Im August hielt ein psychisch kranker Mensch die Bewohner von Haus Betro in Atem. Und nicht nur die Bewohner, auch Nachbarn beschwerten sich. Der unausgesprochene Vorwurf: Die Betreuer machen ja nichts. Genau, weil sie es nicht dürfen.
"Ich möchte um Verständnis werben", wendet sich Hilmer Ott, der Leiter der Betreuungsdienste für psychisch kranke Menschen (Betro) an die Saale-Zeitung. "Wir können unsere Bewohner nicht einfach in die Psychiatrie einweisen. Das ist ein komplizierter Prozess", erklärte Ott. Ohne richterliche Anweisung gehe da gar nichts. Und dann beschreibt Ott genau, was Anfang August geschah.
Ein psychisch kranker Bewohner - nennen wir ihn Henri K.
- hatte seine Medikamente abgesetzt, und zwar heimlich. "Die Bewohner richten ihre Medikamente selbst, wir schauen nur in Einzelfällen darauf, denn wir sind ja kein Heim", erklärt Ott. Der Mann, der an einer manisch-depressiven Erkrankung leidet, steigerte sich in seinen Wahn hinein. Das merkten die Betreuer vom Haus Betro dann schnell, "da ist der Zug aber schon fast durch", sagt Ott. Henri K.
zerschmeißt Geschirr auf der Straße, leert Essensreste über einem Auto aus, macht nachts kein Auge zu. "Aber es ist nichts passiert", schildert Ott. Und genau da liegt der Hase begraben.
Eine Zwangseinweisung ist streng geregelt Die Unterbringung von psychisch kranken Menschen in einer "geschützt geführten", also geschlossenen Abteilung, ist ein langwieriger Prozess.
Zuständig sind zunächst die vom Gericht bestimmten Betreuer. Ott informiert den Betreuer, der auch kommt. Er kann aber nur an Henri K. appellieren. "Solange der Mann nichts angestellt hat, also sich oder andere gefährdet, können wir nichts machen", erklärt Ott die schwierige Situation. Selbst die Polizei kommt nach Wildflecken. Und zieht unverrichteter Dinge wieder ab.
Dass Zwangseinweisungen so streng geregelt werden, hat einen guten Grund: Der Eingriff gegen ihren Willen wird für viele Patienten zum Trauma. Eine junge Frau, die auch bei Betro ist, hat das schon erlebt: Als sie 17 Jahre alt war, kam ein Psychologe zu ihr nach Hause. Alle erklärten ihr, sie müsse in die Klinik. "Ich dachte, ich bin die einzige Normale", erinnert sie sich. Dann steigt sie in den Krankenwagen, als nächstes wacht sie in einem Saal auf. In Werneck.
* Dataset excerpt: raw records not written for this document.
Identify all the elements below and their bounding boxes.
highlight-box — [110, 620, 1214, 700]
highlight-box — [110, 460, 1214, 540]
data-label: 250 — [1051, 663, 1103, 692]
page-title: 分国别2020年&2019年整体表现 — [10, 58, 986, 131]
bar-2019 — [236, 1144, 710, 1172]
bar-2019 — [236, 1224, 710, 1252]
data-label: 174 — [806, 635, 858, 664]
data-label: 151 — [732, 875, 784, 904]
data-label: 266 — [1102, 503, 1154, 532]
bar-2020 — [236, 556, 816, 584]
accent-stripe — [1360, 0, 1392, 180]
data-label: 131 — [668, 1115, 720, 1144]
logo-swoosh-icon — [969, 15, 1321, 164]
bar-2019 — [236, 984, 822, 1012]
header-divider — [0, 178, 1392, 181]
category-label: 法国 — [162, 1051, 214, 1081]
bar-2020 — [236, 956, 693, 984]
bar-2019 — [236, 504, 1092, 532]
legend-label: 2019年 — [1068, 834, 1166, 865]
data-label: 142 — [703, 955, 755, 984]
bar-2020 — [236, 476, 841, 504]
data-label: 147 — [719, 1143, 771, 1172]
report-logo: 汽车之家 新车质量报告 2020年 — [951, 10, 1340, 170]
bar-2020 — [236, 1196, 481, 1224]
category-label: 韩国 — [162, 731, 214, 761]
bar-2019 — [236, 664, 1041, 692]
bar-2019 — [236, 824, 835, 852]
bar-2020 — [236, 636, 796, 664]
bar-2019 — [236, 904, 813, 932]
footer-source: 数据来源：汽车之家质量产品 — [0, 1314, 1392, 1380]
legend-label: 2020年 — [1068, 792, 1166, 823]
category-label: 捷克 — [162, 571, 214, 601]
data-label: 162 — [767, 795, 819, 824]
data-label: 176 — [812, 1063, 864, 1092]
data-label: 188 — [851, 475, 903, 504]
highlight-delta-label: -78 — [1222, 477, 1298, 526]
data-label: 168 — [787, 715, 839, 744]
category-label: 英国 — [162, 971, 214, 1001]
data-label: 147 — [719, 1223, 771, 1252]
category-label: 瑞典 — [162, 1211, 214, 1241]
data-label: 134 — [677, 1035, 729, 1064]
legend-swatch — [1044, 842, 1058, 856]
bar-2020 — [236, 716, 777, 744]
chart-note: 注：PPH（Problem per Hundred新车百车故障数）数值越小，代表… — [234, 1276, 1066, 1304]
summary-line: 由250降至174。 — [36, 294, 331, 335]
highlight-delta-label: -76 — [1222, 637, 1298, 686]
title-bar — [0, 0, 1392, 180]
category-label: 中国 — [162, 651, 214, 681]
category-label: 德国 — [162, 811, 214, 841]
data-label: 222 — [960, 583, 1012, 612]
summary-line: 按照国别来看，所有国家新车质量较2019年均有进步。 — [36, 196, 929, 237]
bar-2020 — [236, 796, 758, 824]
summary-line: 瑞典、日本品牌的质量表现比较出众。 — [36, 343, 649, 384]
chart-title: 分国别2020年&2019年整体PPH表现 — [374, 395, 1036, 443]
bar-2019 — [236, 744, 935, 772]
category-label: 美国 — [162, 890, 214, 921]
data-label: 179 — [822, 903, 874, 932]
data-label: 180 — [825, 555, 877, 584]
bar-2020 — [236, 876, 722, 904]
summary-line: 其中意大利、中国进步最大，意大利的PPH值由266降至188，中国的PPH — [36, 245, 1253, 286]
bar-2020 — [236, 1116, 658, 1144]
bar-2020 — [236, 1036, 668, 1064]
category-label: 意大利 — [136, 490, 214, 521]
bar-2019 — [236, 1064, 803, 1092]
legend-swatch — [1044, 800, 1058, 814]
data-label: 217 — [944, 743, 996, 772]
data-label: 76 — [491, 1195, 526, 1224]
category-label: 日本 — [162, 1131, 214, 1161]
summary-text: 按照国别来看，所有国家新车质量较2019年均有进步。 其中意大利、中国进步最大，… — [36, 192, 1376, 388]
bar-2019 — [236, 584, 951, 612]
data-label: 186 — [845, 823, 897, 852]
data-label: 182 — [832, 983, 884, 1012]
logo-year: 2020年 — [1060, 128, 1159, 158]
Noch Jahre plagen sie Alpträume.
Warten, bis etwas passiert Bei Henri K. gehen zwei Wochen ins Land. Es passiert ... nichts. Oder eben nichts, das gravierend genug wäre, um eine richterliche Anordnung zu rechtfertigen. Dann sagt sich Ott: "Das Vorspiel war lang genug!" und beantragt die ärztliche Unterbringung beim Gericht. Der positive Bescheid kommt auch - an einem Freitag, als alle Ämter zumachen.
Noch ein Wochenende, noch einmal Radau. Am Montag kommt der Krankenwagen für Henri K. Er wehrt sich nicht. Später, als er in Werneck wieder seine Medikamente nimmt, sieht er es ein. Endlich.
Nicht immer muss erst eine Zwangseinweisung angeleiert werden. "Wenn ich einen Rückfall gebaut habe", erzählt eine andere Frau, Mutter von drei Kindern. "Wenn ich einen Rückfall gebaut habe, dann bin ich aggressiv geworden." Gegen die Kinder.
Gegen den Mann, der damals noch ihr Mann war. "Aber irgendwie habe ich immer Einsicht gehabt", erzählt sie weiter und ihre Stimme wird dunkler. Mehr als 20 Mal war sie in der Klinik. Freiwillig.
Es gibt keine Garantie Im persönlichen Gespräch versucht Ott, die Bewohner zu überzeugen, sich rechtzeitig helfen zu lassen. "In 90 Prozent der Fälle funktioniert das auch", berichtet er.
Dann brauche es keinen Richter, die Dauer des Aufenthaltes in der Klinik sei nicht begrenzt. Es bleiben aber die zehn Prozent, bei denen alles Reden nichts nützt. Seit der Gründung von Betro im Jahr 2008 war es heuer das zweite Mal, dass ein Fall so eskaliert.
Für die Zukunft kann Ott solche Zwischenfälle nicht ausschließen: "Ich kann nur auf Beziehungsarbeit aufbauen, damit das nicht wieder vorkommt", sagt er. Garantieren kann er es nicht.